Effect of Taper on Bike Leg (70.3)

I am about to enter my 14 day-ish taper for my “A” race (Austria) and it got me thinking about the whole process and its effect on the various legs of the race.

-I’m not tapering the swim in any meaningful way (lifelong distance swimmer)

-For the bike, I’m following the TR high volume 70.3 plan which has a ~2 week gradual taper

-For the run, I’ll reduce volume from 40-25 mpw (BarryP plan)

I understand the effect of tapering on the run (at least, how it makes me feel): fresher legs, higher energy stores = faster run split. However, for the bike, should I expect my split to be any different on the same course, than if I wasn’t rested? For instance, I have done 2 HIM this year (my first year at this distance) without any substantial rest (trained through them) and my NP has been right around the 80% mark for both. My runs were about 10 minutes slower than my open HM time, though the HIM courses were much hillier (delta ~1,000 ft of gain). I do attribute this delta somewhat to fatigue and not necessarily overcooking the bike (though I can’t be sure).
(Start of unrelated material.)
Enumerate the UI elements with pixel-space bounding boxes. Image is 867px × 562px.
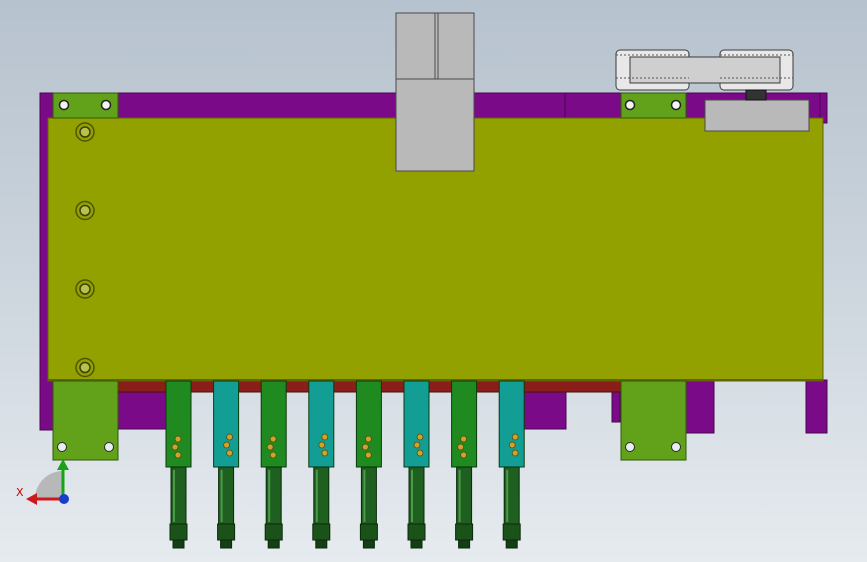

So question is: Do I just keep my target NP at 80%, and expect my run to be closer to my open HM time due to the taper and fresher legs? Or is there a school of thought and/or experience that says you can slightly increase wattage (maybe 81-82%) and get away with it during your peak? Or is this all n=1 conjecture and I won’t know until I try it?

Edit: To summarize, when you taper - where does the time drop come from (theoretically)? A tiny bit from the swim? A lot from the run? Any from the bike?

Thanks

I would think that you’d increased your FTP during your training but obviously never assessed it during the plan. A taper should allow you to see some gains, but who knows how much. Unless you know what 80% of your new FTP is, I wouldn’t risk blowing up on the run because you rode too hard.

You’ve got to race with the fitness you’ve got, not the fitness you wanted. FTP changes every day, and it is because of this that I think racing with power is not a good idea. However, measuring absolute performance (power) is a good method to measure progress for training.

On race day, what is your FTP? Depends: race day weather, rest the night(s) prior, travel stress, pre-race meals, etc. can all lead to an FTP on race day that is not what you expected. A common scenario is that people stick with an FTP that was from their best day, at home, rested, then get to a race where they don’t sleep the night before, it is hot/humid, yet stick to that “most awesome day” FTP. The result is a blown race that is usually blamed on “nutrition problems”.

Your use to using power, so stick with it, but only as a guide. Don’t be afraid to alter on race day based on how you feel.

Summary: Hopefully your taper helps all three disciplines. But race day is just another day, and it may not be your best day. Be prepared for that.

In endurance sports, a taper is used to gain a higher probability of performing to current fitness on race day.